# Isomorphism of Direct product of groups

• Apr 15th 2013, 11:22 AM
MAX09
Isomorphism of Direct product of groups
find which of the following groups is isomorphic to S3 $\displaystyle \bigoplus$ Z2.

a) Z12 b) A4 c) D6 d) Z6 $\displaystyle \bigoplus$ Z2

I eliminate option a because Z12 is cyclic whereas S3 $\displaystyle \bigoplus$ Z2 is not because we know that the External direct product of G and H is cyclic if and only if the orders of G and H are relatively prime. Here it's not the case.

Here's my question. Can I eliminate option d using the following argument?

If S3 $\displaystyle \bigoplus$ Z2 isomorphic to Z6 $\displaystyle \bigoplus$ Z2 then we have S3 isomorphic to Z6, which is again a contradiction as Z6 is cyclic whereas S3 is not.

Is my argument right?

Also it would be great if I can get a head start with the other options too...

Thanks
• Apr 15th 2013, 11:38 PM
Gusbob
Re: Isomorphism of Direct product of groups
An easier argument for d) is that it is abelian, whereas your original group is not. I don't think your original argument is justified.
• Apr 16th 2013, 11:20 PM
MAX09
Re: Isomorphism of Direct product of groups
Hi Gusbob,

I have found justification for my claim, yet I agree with you that your argument that the property of "being abelian" is a more convincing and more elegant solution.
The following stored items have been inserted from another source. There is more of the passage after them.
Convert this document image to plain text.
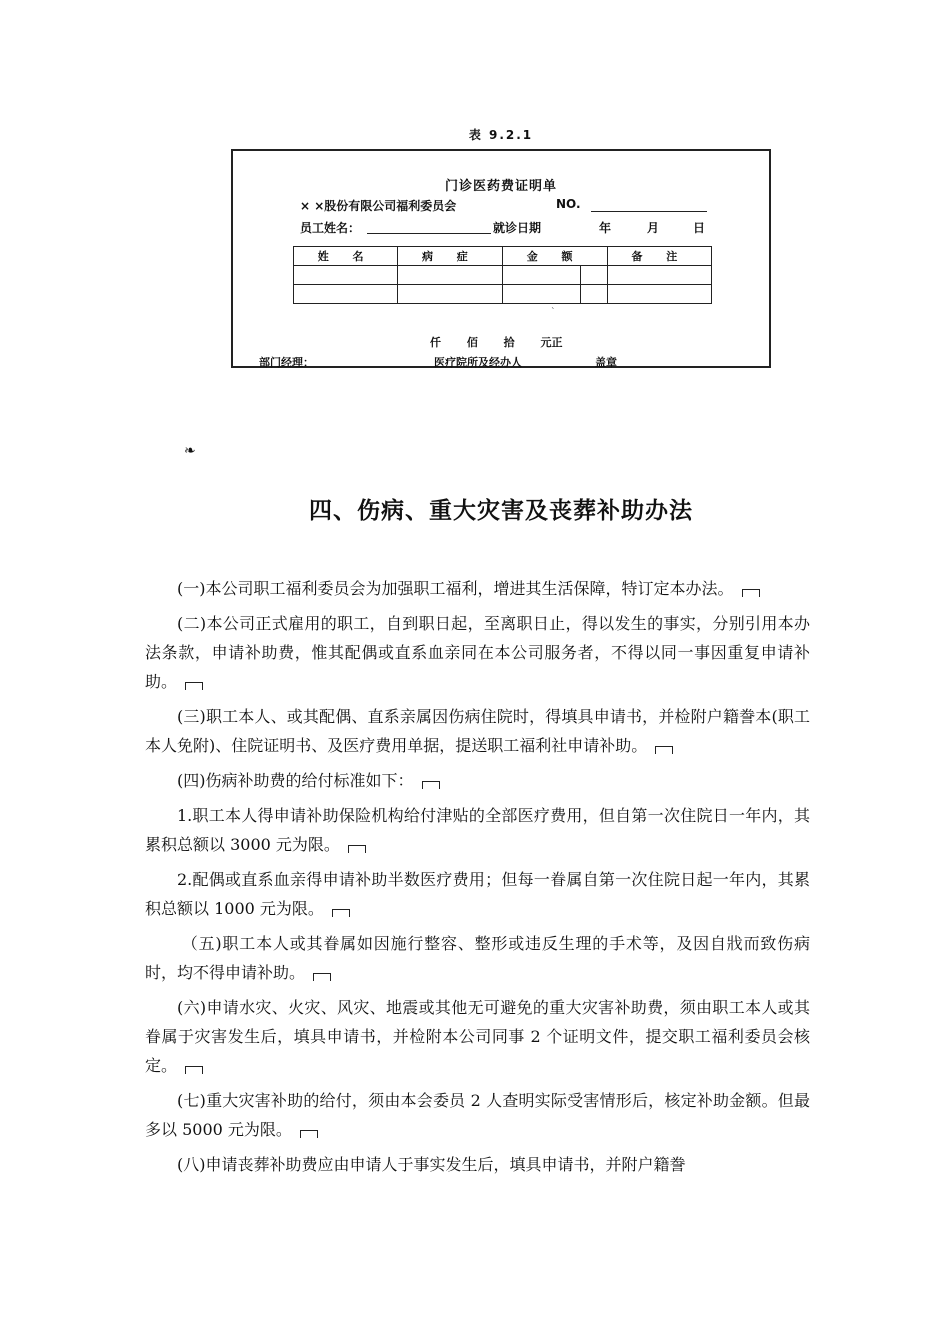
表 9.2.1
ˋ
门诊医药费证明单
× ×股份有限公司福利委员会	NO.
员工姓名：	就诊日期	年	月	日
姓 名	病 症	金 额		备 注

仟 佰 拾 元正
部门经理：	医疗院所及经办人	盖章
❧
四、伤病、重大灾害及丧葬补助办法

(一)本公司职工福利委员会为加强职工福利，增进其生活保障，特订定本办法。

(二)本公司正式雇用的职工，自到职日起，至离职日止，得以发生的事实，分别引用本办法条款，申请补助费，惟其配偶或直系血亲同在本公司服务者，不得以同一事因重复申请补助。

(三)职工本人、或其配偶、直系亲属因伤病住院时，得填具申请书，并检附户籍誊本(职工本人免附)、住院证明书、及医疗费用单据，提送职工福利社申请补助。

(四)伤病补助费的给付标准如下：

1.职工本人得申请补助保险机构给付津贴的全部医疗费用，但自第一次住院日一年内，其累积总额以 3000 元为限。

2.配偶或直系血亲得申请补助半数医疗费用；但每一眷属自第一次住院日起一年内，其累积总额以 1000 元为限。

（五)职工本人或其眷属如因施行整容、整形或违反生理的手术等，及因自戕而致伤病时，均不得申请补助。

(六)申请水灾、火灾、风灾、地震或其他无可避免的重大灾害补助费，须由职工本人或其眷属于灾害发生后，填具申请书，并检附本公司同事 2 个证明文件，提交职工福利委员会核定。

(七)重大灾害补助的给付，须由本会委员 2 人查明实际受害情形后，核定补助金额。但最多以 5000 元为限。

(八)申请丧葬补助费应由申请人于事实发生后，填具申请书，并附户籍誊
Any ideas about the other two options ... I just need to eliminate one more to arrive at the answer.
• Apr 17th 2013, 01:02 AM
Gusbob
Re: Isomorphism of Direct product of groups
The most obvious hint is a giveaway, but I can't think of anything else at an elementary level short of writing an explicit isomorphism to the correct answer.

$\displaystyle S^3$ is a subgroup of $\displaystyle S^3\times Z_2$. Can you realise $\displaystyle S^3$ as a subgroup of either of your two remaining options?
• Apr 17th 2013, 01:21 AM
xixi
Re: Isomorphism of Direct product of groups
$\displaystyle S_{3}\oplus Z_{2}$ is not isomorphic to $\displaystyle A_{4}$ because the element ((123),1) has order 6 while $\displaystyle A_{4}$ doesn't have any element of order 6. Actually $\displaystyle S_{3}\oplus Z_{2}$ is isomorphic to the dihedral group$\displaystyle D_{12}$.
• Apr 17th 2013, 11:06 PM
MAX09
Re: Isomorphism of Direct product of groups
xixi, your justification was very elegant. it took a while to strike me as to why A4 should n't have an element of order 6, i realized that the order of any element of A4 is got to be the lcm of the cycles into which it can be split, which can never exceed 4 cos splitting 4 letters can only be done with at most 4 parts or lesser.

still i guess you mean to say that the answer is D6, eh?
• Apr 18th 2013, 02:29 AM
xixi
Re: Isomorphism of Direct product of groups
Yes, $\displaystyle S_{3} \oplus Z_{2}$ is isomorphic to $\displaystyle D_{12}$ (It is the dihedral group of order twelve) which though denoted $\displaystyle D_{6}$ in an alternate convention.In other words, it is the dihedral group of degree six.